Harper’s breathing has picked up, and her knuckles are white against the wall as she waits for the workers to vacate the premises.
Somebody barks orders that are indistinguishable over the rumble of activity. Dollies roll down the train, and the workers bang around some more, unloading the empty crates. Harper peeks around the corner and then whips around so fast that we nearly bang heads.
“Hey! What the —”
“Move! Move! Move!” she hisses.
“Why?”
“They’re coming down here!”
I freeze. Something isn’t right. The Operations workers are supposed to be heading up to Health and Rehab — not slumming down in Recon.
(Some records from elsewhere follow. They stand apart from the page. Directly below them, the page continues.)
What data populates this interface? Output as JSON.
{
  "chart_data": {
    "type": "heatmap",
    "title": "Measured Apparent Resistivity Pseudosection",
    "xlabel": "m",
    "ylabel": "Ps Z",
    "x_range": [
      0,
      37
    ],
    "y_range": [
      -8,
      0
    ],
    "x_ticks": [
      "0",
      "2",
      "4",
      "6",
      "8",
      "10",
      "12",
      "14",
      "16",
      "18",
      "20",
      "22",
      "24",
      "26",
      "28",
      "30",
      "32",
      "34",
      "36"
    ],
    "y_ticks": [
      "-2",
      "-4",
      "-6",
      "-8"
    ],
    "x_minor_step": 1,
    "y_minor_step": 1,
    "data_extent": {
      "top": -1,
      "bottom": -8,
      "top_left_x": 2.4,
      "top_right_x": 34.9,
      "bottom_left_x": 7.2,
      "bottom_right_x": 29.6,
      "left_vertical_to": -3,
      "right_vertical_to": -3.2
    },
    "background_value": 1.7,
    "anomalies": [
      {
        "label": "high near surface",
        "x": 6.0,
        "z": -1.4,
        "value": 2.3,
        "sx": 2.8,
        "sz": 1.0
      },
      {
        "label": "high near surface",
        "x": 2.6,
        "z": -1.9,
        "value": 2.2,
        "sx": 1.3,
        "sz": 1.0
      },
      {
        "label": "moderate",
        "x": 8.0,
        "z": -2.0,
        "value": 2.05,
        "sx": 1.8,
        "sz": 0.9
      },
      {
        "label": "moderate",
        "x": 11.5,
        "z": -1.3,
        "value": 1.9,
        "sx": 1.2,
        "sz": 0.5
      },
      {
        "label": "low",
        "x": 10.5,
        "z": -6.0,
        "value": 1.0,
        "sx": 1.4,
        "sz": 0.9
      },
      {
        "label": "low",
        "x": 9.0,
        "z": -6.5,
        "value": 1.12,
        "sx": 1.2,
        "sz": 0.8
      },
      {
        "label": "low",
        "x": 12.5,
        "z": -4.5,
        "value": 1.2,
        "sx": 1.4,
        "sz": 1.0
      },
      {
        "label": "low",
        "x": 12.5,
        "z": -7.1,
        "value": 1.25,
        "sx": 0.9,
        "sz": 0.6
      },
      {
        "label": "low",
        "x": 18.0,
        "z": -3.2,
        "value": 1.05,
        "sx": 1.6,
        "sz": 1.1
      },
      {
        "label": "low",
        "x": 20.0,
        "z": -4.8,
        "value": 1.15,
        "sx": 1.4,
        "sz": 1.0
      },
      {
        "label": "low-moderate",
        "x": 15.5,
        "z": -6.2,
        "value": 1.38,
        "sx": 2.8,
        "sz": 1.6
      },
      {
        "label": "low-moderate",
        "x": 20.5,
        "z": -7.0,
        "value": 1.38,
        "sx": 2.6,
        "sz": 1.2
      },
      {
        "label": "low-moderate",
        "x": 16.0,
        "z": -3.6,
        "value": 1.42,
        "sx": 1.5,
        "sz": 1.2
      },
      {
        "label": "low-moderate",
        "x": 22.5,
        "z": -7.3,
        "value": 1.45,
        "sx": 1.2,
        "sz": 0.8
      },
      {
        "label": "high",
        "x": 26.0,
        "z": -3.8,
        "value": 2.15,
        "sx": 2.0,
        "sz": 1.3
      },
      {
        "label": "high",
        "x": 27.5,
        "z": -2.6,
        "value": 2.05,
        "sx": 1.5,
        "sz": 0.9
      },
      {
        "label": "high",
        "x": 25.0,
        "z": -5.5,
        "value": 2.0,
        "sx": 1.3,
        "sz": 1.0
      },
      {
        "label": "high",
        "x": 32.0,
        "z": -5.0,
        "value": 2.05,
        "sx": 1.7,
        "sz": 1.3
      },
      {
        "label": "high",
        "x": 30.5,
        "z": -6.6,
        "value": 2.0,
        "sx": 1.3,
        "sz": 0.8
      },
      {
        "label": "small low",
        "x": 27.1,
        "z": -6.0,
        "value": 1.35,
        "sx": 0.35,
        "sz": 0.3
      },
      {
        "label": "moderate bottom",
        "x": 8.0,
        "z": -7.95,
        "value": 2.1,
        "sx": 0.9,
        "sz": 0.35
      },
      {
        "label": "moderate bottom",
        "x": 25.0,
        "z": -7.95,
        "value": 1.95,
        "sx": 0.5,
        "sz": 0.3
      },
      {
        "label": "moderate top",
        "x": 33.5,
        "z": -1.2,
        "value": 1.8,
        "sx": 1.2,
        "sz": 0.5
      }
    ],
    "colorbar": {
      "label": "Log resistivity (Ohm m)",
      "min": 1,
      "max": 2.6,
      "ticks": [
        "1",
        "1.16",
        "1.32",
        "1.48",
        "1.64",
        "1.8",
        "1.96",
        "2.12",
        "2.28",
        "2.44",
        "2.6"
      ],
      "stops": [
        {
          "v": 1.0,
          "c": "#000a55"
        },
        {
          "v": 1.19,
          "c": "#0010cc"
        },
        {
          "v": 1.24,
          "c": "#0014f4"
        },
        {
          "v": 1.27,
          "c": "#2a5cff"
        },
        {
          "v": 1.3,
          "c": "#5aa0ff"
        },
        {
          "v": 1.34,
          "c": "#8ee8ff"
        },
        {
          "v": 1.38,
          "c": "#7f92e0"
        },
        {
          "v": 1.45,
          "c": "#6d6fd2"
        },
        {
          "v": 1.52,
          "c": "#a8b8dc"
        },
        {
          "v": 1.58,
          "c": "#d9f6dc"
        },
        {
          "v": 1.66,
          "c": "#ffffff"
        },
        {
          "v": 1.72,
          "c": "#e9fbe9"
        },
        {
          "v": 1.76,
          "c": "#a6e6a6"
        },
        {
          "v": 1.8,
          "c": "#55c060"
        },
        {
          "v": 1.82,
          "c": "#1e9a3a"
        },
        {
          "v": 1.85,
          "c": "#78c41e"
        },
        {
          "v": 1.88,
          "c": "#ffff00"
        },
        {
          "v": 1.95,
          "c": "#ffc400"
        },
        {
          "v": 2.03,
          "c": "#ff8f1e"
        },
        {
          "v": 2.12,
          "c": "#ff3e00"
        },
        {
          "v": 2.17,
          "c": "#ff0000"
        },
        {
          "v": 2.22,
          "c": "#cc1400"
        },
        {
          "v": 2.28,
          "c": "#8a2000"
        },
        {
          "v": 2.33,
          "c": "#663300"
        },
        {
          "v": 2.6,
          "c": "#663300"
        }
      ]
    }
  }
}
But I force my legs to move and follow Harper down the dark tunnel at a run.
When we reach a row of compartments, she stops and tries the first door. It doesn’t budge.
She jiggles the handle again and turns to me with a wild look in her eyes. “I thought you unlocked all the doors remotely!”
My brain is struggling to connect the dots, but I finally realize what the problem is. “The remote unlock command must have timed out.”
She growls in frustration and tries another. I open my mouth to tell her it’s futile, but then she turns and sprints down the tunnel away from the Underground.
I follow at a brisk limp. My legs feel heavy and sore after traipsing through the compound yesterday, and I’m definitely not as fit as she is.
We wind through the maze of compartments until we reach a set of double doors. A tarnished placard over the entrance reads “training center.”